Notes · 14 January 2025
On taking the new year quietly
The first two weeks of January are the loudest and least useful weeks of the design year.
The first two weeks of January are the loudest and least useful weeks of the design year. The industry collectively wakes up, opens its laptop, and immediately produces a year’s worth of “predictions” content, “trends” content, and “what we learned” content. A small number of these are worth reading. Most are written because traffic peaks at this time, and editors know that traffic peaks at this time, and writers are paid by traffic.
This year I am not writing any of those. Last year I wrote one. It was the worst piece of writing I produced all year. I do not know why I expected anything else.
The most useful posture I can find for the start of a year is to simply keep working on what I was working on in December.
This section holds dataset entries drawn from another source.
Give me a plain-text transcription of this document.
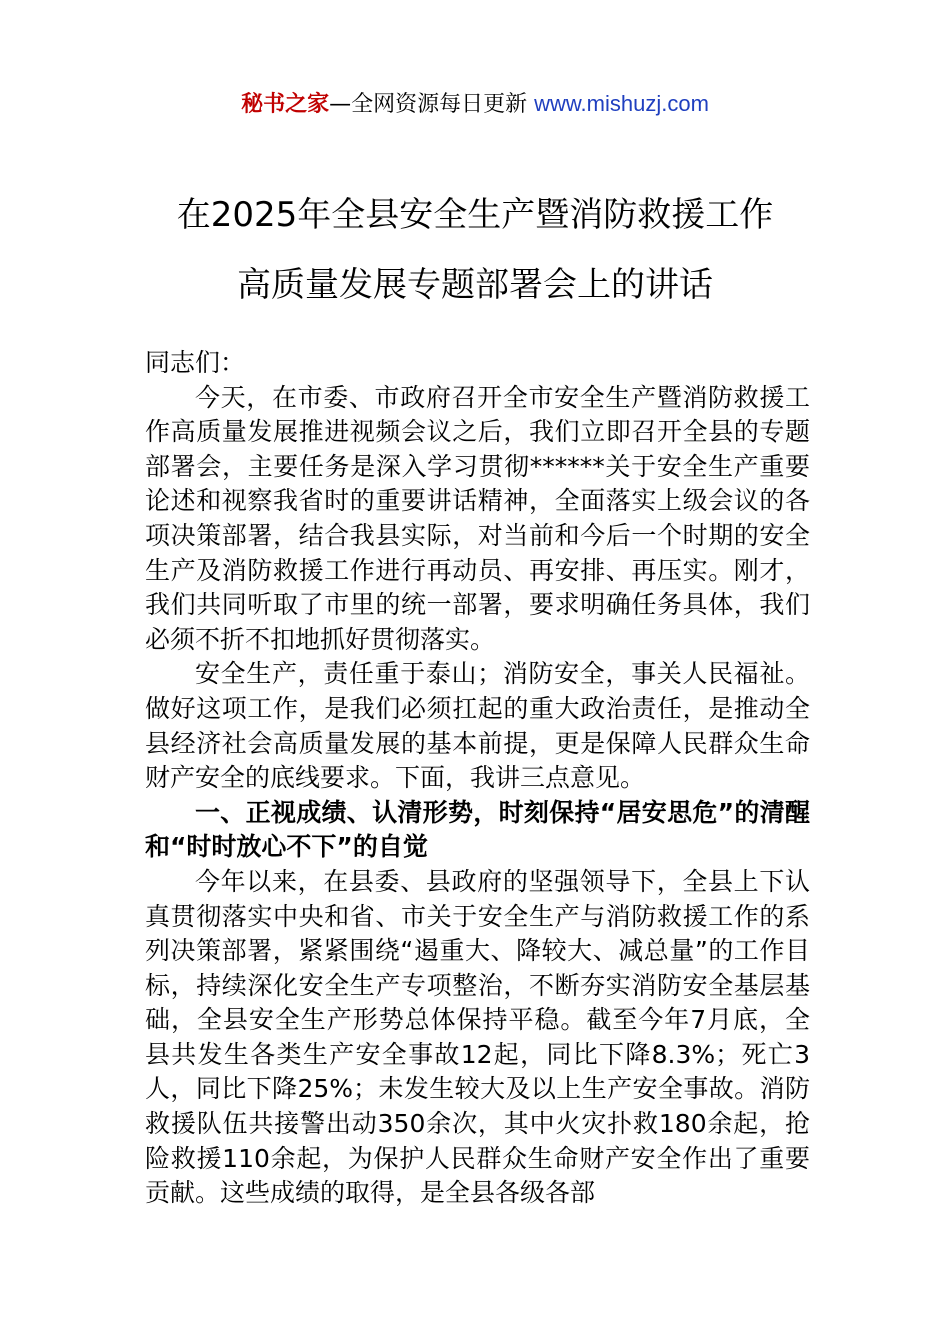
秘书之家—全网资源每日更新 www.mishuzj.com
在2025年全县安全生产暨消防救援工作
高质量发展专题部署会上的讲话

同志们：

今天，在市委、市政府召开全市安全生产暨消防救援工作高质量发展推进视频会议之后，我们立即召开全县的专题部署会，主要任务是深入学习贯彻******关于安全生产重要论述和视察我省时的重要讲话精神，全面落实上级会议的各项决策部署，结合我县实际，对当前和今后一个时期的安全生产及消防救援工作进行再动员、再安排、再压实。刚才，我们共同听取了市里的统一部署，要求明确任务具体，我们必须不折不扣地抓好贯彻落实。

安全生产，责任重于泰山；消防安全，事关人民福祉。做好这项工作，是我们必须扛起的重大政治责任，是推动全县经济社会高质量发展的基本前提，更是保障人民群众生命财产安全的底线要求。下面，我讲三点意见。

一、正视成绩、认清形势，时刻保持“居安思危”的清醒和“时时放心不下”的自觉

今年以来，在县委、县政府的坚强领导下，全县上下认真贯彻落实中央和省、市关于安全生产与消防救援工作的系列决策部署，紧紧围绕“遏重大、降较大、减总量”的工作目标，持续深化安全生产专项整治，不断夯实消防安全基层基础，全县安全生产形势总体保持平稳。截至今年7月底，全县共发生各类生产安全事故12起，同比下降8.3%；死亡3人，同比下降25%；未发生较大及以上生产安全事故。消防救援队伍共接警出动350余次，其中火灾扑救180余起，抢险救援110余起，为保护人民群众生命财产安全作出了重要贡献。这些成绩的取得，是全县各级各部
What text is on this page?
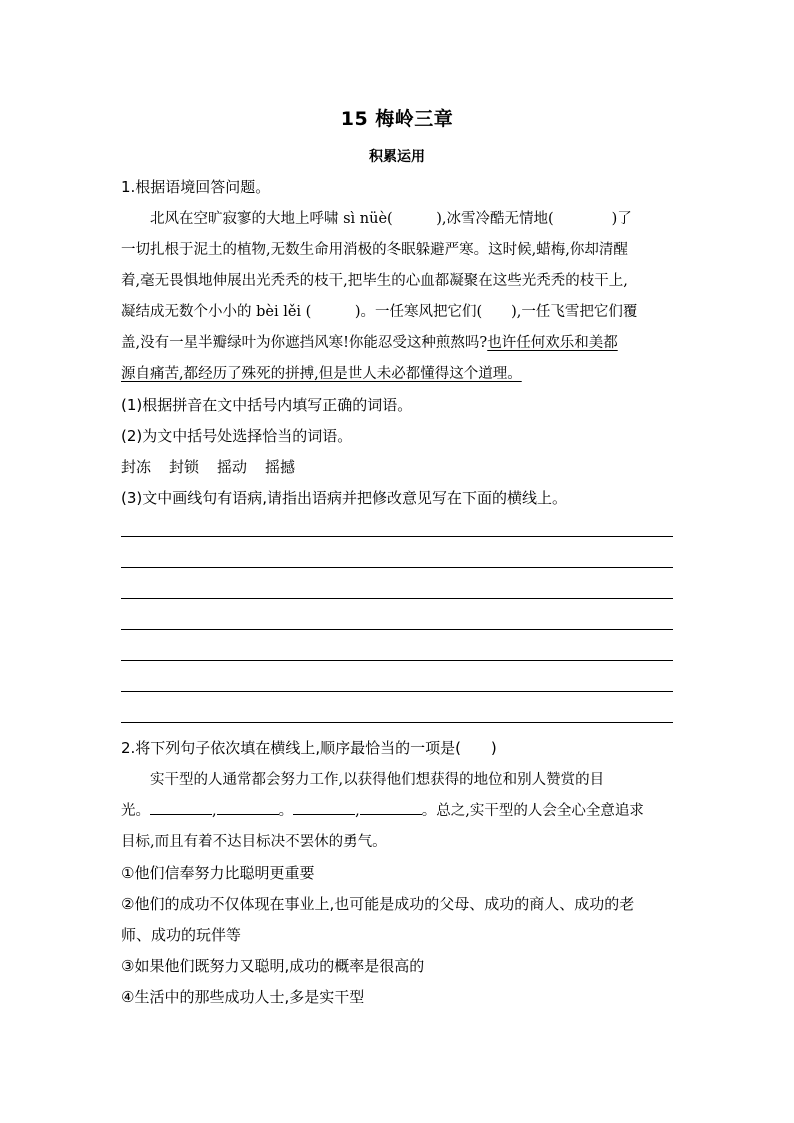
15 梅岭三章
积累运用
1.根据语境回答问题。
　　北风在空旷寂寥的大地上呼啸 sì nüè(　　　),冰雪冷酷无情地(　　　　)了
一切扎根于泥土的植物,无数生命用消极的冬眠躲避严寒。这时候,蜡梅,你却清醒
着,毫无畏惧地伸展出光秃秃的枝干,把毕生的心血都凝聚在这些光秃秃的枝干上,
凝结成无数个小小的 bèi lěi (　　　)。一任寒风把它们(　　),一任飞雪把它们覆
盖,没有一星半瓣绿叶为你遮挡风寒!你能忍受这种煎熬吗?也许任何欢乐和美都
源自痛苦,都经历了殊死的拼搏,但是世人未必都懂得这个道理。
(1)根据拼音在文中括号内填写正确的词语。
(2)为文中括号处选择恰当的词语。
封冻 封锁 摇动 摇撼
(3)文中画线句有语病,请指出语病并把修改意见写在下面的横线上。
2.将下列句子依次填在横线上,顺序最恰当的一项是(　　)
　　实干型的人通常都会努力工作,以获得他们想获得的地位和别人赞赏的目
光。	,	。	,	。总之,实干型的人会全心全意追求
目标,而且有着不达目标决不罢休的勇气。
①他们信奉努力比聪明更重要
②他们的成功不仅体现在事业上,也可能是成功的父母、成功的商人、成功的老
师、成功的玩伴等
③如果他们既努力又聪明,成功的概率是很高的
④生活中的那些成功人士,多是实干型
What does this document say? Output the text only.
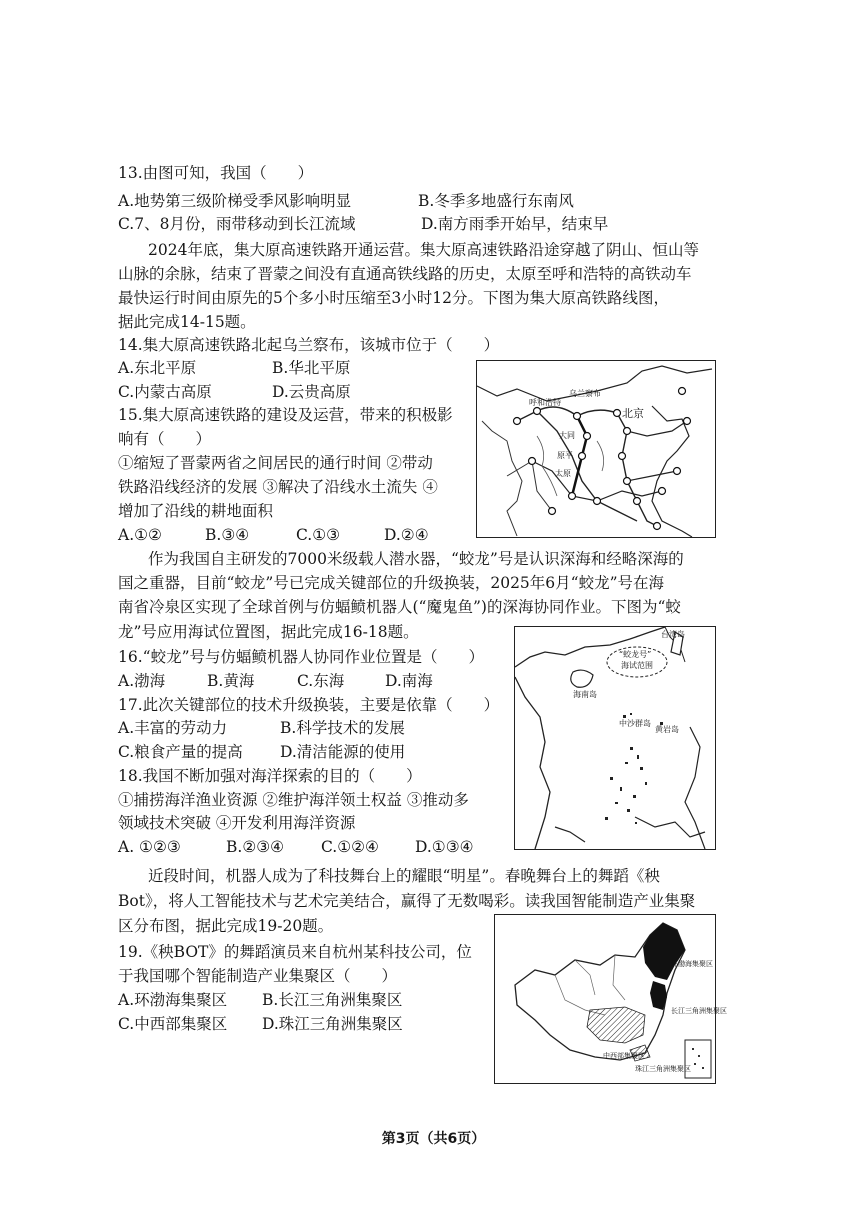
13.由图可知，我国（　　）
A.地势第三级阶梯受季风影响明显	B.冬季多地盛行东南风
C.7、8月份，雨带移动到长江流域	D.南方雨季开始早，结束早
2024年底，集大原高速铁路开通运营。集大原高速铁路沿途穿越了阴山、恒山等
山脉的余脉，结束了晋蒙之间没有直通高铁线路的历史，太原至呼和浩特的高铁动车
最快运行时间由原先的5个多小时压缩至3小时12分。下图为集大原高铁路线图，
据此完成14-15题。
14.集大原高速铁路北起乌兰察布，该城市位于（　　）
A.东北平原	B.华北平原
C.内蒙古高原	D.云贵高原
15.集大原高速铁路的建设及运营，带来的积极影
响有（　　）
①缩短了晋蒙两省之间居民的通行时间 ②带动
铁路沿线经济的发展 ③解决了沿线水土流失 ④
增加了沿线的耕地面积
A.①②	B.③④	C.①③	D.②④
呼和浩特
乌兰察布
北京
大同
原平
太原
作为我国自主研发的7000米级载人潜水器，“蛟龙”号是认识深海和经略深海的
国之重器，目前“蛟龙”号已完成关键部位的升级换装，2025年6月“蛟龙”号在海
南省冷泉区实现了全球首例与仿蝠鲼机器人(“魔鬼鱼”)的深海协同作业。下图为“蛟
龙”号应用海试位置图，据此完成16-18题。
16.“蛟龙”号与仿蝠鲼机器人协同作业位置是（　　）
A.渤海	B.黄海	C.东海	D.南海
17.此次关键部位的技术升级换装，主要是依靠（　　）
A.丰富的劳动力	B.科学技术的发展
C.粮食产量的提高 D.清洁能源的使用
18.我国不断加强对海洋探索的目的（　　）
①捕捞海洋渔业资源 ②维护海洋领土权益 ③推动多
领域技术突破 ④开发利用海洋资源
A. ①②③	B.②③④ C.①②④ D.①③④
台湾岛
“蛟龙号”
海试范围
海南岛
中沙群岛
黄岩岛
近段时间，机器人成为了科技舞台上的耀眼“明星”。春晚舞台上的舞蹈《秧
Bot》，将人工智能技术与艺术完美结合，赢得了无数喝彩。读我国智能制造产业集聚
区分布图，据此完成19-20题。
19.《秧BOT》的舞蹈演员来自杭州某科技公司，位
于我国哪个智能制造产业集聚区（　　）
A.环渤海集聚区 B.长江三角洲集聚区
C.中西部集聚区 D.珠江三角洲集聚区
环渤海集聚区
长江三角洲集聚区
中西部集聚区
珠江三角洲集聚区
第3页（共6页）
There are open projects. There is unfinished thinking. There are emails I have been putting off and contracts that need re-reading. None of this is improved by a January reset. The reset is an industry ritual, not a personal one, and I am taking the year off from it.
A small recommendation, if you are looking for January reading that is not breathless. The Pudding’s year-end work is consistently better than anyone else’s. Frank Chimero usually publishes a quiet year-in-review around now. Robin Sloan’s newsletter is reliably good and never lectures. None of these are predicting what 2025 will hold. They are looking sideways instead, which is more or less always more interesting.
The first proper post of 2025 will be later this month, on container queries, which I have been using in production for long enough to have actually formed an opinion.